M. Morin: La liste que vous avez déposée me donnera certainement des éléments déjà importants, mais la forme et l'exposé des motifs m'intéressent également. Si je comprends bien, c'est possible que vous déposiez cela?

M. Berthiaume: Oui, si on peut en trouver un exemplaire.

Le Président (M. Kennedy): Je pense qu'il va falloir attendre à ce soir, parce qu'on me dit que le service de la photocopie est fermé.

Une Voix: Est-ce qu'on va en avoir?

M. Berthiaume: Cela va bien.

Le Président (M. Kennedy): II faut aller dans un autre service.

M. Berthiaume: D'accord.
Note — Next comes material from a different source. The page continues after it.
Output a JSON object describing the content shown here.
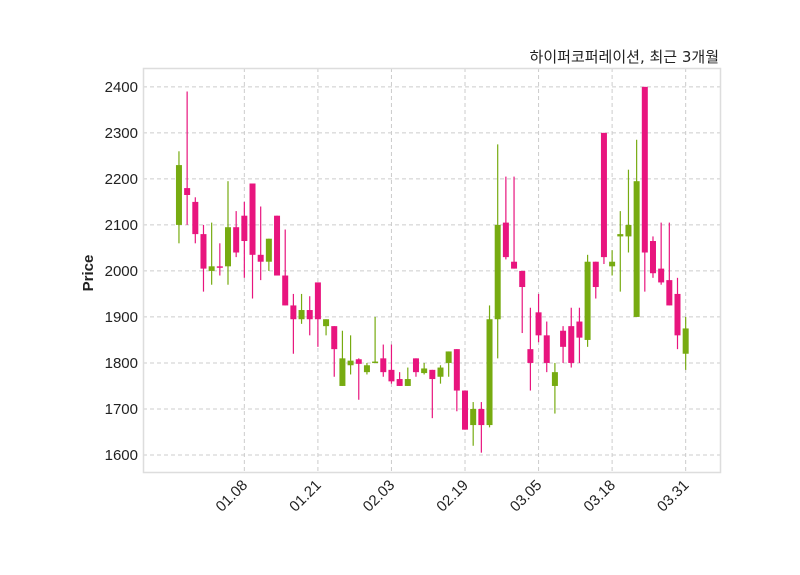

Ce soir, je pourrais fournir au député de Sauvé deux pages du registre auquel on a fait allusion, qui va lui donner une idée comment c'est inscrit.

Le Président (M. Kennedy): Si vous voulez nous remettre les exemplaires, pendant la suspension, on pourra les faire photocopier.

M. Morin: Maintenant, s'il n'y a que quelques pages, je n'aurais pas d'objection à ce que vous déposiez les quarante décisions, s'il n'y a que quelques pages.

M. Berthiaume: Les quarante décisions ne sont pas encore inscrites dans un registre. Ce sont les résolutions que j'ai ici, ce n'est pas le registre lui-même. Ce sont les résolutions, ce sont les procès verbaux des réunions de la régie.

Si je comprends bien, il y a deux choses, il y a la forme et il y a le contenu. Le contenu, je le livre par un moyen, la forme, par l'autre. L'on peut bien faire des photocopies, je n'y ai pas d'objection de principe, mais j'ai l'impression que le député de Sauvé va recevoir tout ce qu'il peut recevoir.

M. Morin: Non, mais cela m'intéresse tout de même de voir un peu comment tout cela est tenu et comment cela se présente.

M. Berthiaume: Mais oui, c'est ce que...

M. Morin: ...parce qu'on parlait tout à l'heure d'arbitraire, mais cela se mesure quelquefois mieux quand on a sous les yeux les textes, la façon de procéder. Je voudrais savoir dans quelle mesure cela est arbitraire et dans quelle mesure cela ne l'est pas.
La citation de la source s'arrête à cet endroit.